Ahmad Siavosh
Ahmad Siavosh

Reputation: 676

Memory Object Assignation to Context Mechanism In OpenCL

I'd like to know what exactly happens when we assign a memory object to a context in OpenCL.

I'd be thankful if you help me understand this issue :-)

Upvotes: 0

Views: 37

Answers (1)

Dithermaster
Dithermaster

Reputation: 6343

Generally and typically the copy happens when the runtime handles the clEnqueueWriteBuffer / clEnqueueReadBuffer commands.

However, if you created the memory object using certain combinations of flags, the runtime can choose to copy the memory sooner than that (like right after creation) or later (like on-demand before running a kernel or even on-demand as it needs it). Vendor documentation often indicates if they take special advantage of any of these flags.
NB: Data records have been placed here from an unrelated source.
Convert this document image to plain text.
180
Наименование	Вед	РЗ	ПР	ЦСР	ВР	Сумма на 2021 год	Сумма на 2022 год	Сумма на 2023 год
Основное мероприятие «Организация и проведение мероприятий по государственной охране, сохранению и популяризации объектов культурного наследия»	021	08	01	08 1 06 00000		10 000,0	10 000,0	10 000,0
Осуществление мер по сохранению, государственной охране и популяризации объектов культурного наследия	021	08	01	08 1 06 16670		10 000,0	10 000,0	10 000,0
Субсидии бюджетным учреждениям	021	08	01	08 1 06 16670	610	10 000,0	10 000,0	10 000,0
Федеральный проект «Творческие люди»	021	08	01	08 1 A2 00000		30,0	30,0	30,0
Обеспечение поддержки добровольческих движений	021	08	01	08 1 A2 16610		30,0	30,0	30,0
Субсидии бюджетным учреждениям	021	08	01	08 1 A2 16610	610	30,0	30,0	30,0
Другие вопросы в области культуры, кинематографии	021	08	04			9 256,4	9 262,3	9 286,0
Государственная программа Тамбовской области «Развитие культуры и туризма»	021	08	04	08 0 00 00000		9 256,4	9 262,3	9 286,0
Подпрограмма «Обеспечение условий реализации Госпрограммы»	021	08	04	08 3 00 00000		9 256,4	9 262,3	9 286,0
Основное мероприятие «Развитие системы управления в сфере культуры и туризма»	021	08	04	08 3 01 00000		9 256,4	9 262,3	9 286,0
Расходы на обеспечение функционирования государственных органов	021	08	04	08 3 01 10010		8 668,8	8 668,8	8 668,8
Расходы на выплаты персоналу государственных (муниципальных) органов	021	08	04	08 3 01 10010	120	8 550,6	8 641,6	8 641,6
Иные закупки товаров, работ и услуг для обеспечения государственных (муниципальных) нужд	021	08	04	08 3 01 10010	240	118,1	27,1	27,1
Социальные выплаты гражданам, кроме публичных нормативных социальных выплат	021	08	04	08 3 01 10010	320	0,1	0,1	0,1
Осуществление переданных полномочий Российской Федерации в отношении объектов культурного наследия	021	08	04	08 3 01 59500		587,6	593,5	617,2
A couple of the "interesting" variations:

  • Shared memory (Intel Ingrated Graphics GPUs, AMD APUs, and CPU drivers): You can allocate a buffer and never copy it to the device because the device can access host memory.
  • On-demand paging: Some discrete GPUs can copy buffer memory over PCIe as it is read or written by a kernel.

Those are both "advanced" usage of OpenCL buffers. You should probably start with "regular" buffers and work your way up if they don't do what you need.

This post describes the extra flags fairly well.